Leading the prayers, Rabbi Marcus notes the relevance of Psalm 23 (Psalm of David) because of the passage: "Though I walk through the valley of the shadow of death, I will fear no evil." He also recites the Hebrew prayer for victims, El Male Rachamim.

He tells the students that what happened is beyond comprehension. For the young and strong, the average lifespan was six months "in this godforsaken place". Putting the genocide into a contemporary context, he likens it to "a 9/11 for 500 consecutive days".

The victims "were part of communities, schools. They had dreams, all taken away from them because of the faith they were born into."

With rising antisemitism around the globe, tackling prejudice is imperative, he adds. "Preaching hate is never, ever harmless."

Before sounding the shofar - "a symbol of hope for the future" - he urges students to leave with humility and to undertake not to be fearful of those who look different or worship in a different manner.

The pupils' final act at Birkenau is to light memorial candles at the camp entrance.

During the one-hour coach journey back to Krakow Airport, King Alfred's student Ed Preece - who is reading historian Sir Ian Kershaw's Hitler biography - takes up a point made by Rabbi Marcus about the threat posed by those who disseminate Holocaust denial material. "The best thing is to debate people like David Irving and expose the flaws in their argument," he says.

"The next few years are pivotal for getting the message of the Holocaust across while survivors are still alive. Susan Pollack lost 50 members of her family. I had real respect for her for speaking up."

Processing his thoughts of the day would take time. "You are taking in so much at once, it's unbelievable." Experiencing the wintry conditions, even for a short time, "greatly increased my emapthy with the victims in a way that no book or film can".

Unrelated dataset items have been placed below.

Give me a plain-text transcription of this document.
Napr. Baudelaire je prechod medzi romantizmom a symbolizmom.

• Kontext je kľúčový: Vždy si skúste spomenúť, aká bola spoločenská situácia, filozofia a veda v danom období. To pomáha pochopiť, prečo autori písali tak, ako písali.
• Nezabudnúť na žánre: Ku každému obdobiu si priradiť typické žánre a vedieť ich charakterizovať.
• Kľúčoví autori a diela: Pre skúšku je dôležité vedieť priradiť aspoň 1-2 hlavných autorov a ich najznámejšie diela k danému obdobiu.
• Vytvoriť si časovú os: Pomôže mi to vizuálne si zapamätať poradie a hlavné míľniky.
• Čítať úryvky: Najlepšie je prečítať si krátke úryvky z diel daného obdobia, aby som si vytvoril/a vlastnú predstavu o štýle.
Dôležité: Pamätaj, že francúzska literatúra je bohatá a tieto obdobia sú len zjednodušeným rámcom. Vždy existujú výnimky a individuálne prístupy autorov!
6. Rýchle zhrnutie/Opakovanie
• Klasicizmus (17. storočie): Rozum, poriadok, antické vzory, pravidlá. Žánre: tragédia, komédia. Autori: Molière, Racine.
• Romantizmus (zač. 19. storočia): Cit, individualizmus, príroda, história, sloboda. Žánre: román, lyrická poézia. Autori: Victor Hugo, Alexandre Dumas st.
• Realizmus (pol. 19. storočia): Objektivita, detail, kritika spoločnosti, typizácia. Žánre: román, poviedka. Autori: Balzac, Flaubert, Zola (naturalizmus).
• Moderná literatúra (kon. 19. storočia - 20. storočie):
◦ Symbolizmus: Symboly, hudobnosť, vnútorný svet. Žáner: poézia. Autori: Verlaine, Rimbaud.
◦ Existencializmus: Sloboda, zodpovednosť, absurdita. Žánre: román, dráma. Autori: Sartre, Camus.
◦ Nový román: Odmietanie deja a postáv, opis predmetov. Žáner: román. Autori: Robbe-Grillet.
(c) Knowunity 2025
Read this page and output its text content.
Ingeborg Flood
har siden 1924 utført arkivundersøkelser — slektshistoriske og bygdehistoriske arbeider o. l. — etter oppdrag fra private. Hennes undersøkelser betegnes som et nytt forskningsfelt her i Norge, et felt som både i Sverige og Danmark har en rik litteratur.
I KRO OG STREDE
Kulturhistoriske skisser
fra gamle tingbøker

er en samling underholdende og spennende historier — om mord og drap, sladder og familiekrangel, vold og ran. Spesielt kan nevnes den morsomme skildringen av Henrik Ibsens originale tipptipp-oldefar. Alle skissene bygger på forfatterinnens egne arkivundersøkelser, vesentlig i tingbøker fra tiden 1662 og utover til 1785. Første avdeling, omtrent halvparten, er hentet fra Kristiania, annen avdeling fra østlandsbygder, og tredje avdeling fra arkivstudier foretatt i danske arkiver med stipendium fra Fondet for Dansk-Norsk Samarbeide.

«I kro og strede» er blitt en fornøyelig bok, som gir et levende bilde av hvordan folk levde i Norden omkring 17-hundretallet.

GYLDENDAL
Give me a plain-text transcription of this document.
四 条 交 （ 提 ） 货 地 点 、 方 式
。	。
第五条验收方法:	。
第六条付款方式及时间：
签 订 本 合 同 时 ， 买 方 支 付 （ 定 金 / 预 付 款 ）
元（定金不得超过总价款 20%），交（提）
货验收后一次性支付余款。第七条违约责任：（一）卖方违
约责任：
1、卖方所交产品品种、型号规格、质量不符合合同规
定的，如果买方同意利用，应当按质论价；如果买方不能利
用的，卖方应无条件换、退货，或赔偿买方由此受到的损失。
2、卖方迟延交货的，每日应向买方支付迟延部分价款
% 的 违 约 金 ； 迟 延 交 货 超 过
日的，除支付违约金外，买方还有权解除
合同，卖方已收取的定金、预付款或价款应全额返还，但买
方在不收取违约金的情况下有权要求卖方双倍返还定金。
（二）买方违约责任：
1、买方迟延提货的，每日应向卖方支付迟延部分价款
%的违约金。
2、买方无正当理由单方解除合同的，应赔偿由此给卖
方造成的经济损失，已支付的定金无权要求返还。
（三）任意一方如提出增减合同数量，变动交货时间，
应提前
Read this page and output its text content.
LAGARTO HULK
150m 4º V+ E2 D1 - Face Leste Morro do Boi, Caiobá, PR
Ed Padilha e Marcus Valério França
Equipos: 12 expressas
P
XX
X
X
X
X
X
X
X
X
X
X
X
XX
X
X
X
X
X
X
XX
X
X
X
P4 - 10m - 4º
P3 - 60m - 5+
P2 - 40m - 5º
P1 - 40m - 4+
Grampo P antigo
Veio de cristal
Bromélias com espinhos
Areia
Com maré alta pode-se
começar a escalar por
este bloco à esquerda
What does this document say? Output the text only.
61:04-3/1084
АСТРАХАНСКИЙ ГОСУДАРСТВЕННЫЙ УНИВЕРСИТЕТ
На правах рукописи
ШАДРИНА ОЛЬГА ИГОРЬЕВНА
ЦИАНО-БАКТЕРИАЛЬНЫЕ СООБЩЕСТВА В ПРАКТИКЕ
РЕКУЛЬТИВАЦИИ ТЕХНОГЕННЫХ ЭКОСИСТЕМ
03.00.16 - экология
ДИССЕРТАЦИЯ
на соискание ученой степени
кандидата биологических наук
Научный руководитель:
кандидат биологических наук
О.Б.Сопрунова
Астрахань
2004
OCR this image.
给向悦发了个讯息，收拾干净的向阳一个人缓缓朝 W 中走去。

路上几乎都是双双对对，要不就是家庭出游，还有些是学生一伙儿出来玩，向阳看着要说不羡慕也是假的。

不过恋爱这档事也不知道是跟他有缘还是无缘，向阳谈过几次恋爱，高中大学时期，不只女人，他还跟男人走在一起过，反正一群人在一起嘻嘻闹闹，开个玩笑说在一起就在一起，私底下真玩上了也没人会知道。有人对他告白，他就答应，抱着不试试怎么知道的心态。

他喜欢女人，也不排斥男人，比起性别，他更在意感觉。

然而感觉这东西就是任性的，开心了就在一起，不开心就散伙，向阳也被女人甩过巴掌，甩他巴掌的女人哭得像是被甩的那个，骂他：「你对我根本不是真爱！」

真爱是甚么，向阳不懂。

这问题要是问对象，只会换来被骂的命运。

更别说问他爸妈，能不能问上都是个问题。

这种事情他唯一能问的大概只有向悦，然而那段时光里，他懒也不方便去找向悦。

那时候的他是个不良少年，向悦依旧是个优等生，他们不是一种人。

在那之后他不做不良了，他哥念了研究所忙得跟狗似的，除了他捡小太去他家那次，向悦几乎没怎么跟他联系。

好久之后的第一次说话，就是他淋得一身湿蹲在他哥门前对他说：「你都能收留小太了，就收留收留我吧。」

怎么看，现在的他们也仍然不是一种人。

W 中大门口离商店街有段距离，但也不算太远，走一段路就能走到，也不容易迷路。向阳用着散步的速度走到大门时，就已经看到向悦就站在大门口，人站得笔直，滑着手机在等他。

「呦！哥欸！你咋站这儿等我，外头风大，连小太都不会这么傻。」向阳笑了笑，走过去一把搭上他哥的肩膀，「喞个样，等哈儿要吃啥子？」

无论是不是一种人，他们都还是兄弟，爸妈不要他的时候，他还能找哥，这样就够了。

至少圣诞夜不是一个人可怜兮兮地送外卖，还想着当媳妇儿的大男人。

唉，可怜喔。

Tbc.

Jess Angell from Henley College will be returning to Auschwitz in April as part of a school trip and feels that doing the HET programme "will help me to cope with it better. She also ponders the fact that "we are the last generation to hear from survivors. What is going to happen after they go?

"A lot of young people today are in a state of apathy. It takes the message from something like this to shake them out of it."

The latest group takes participation in Lessons from Auschwitz beyond the 15,000 mark. The final elements of the programme - which is supported by the government and the Welsh and Scottish administrations - are a post-trip seminar and taking what they have learned into their schools and beyond.

Dan Facey and Rosie Pringle were chosen to represent Lord Williams's from 70 applicants, each of whom had to submit a 250-word essay on why they wanted to go and what they would contribute on their return.

Every year, survivor Ziggy Shipper speaks at the school, where Mr Pike knows of five Jewish pupils among a roll of 2,200.

He attributes his own interest in the subject "to my having a great teacher as a kid who was passionate about the Holocaust - she was awesome. I try to kindle that interest in my students."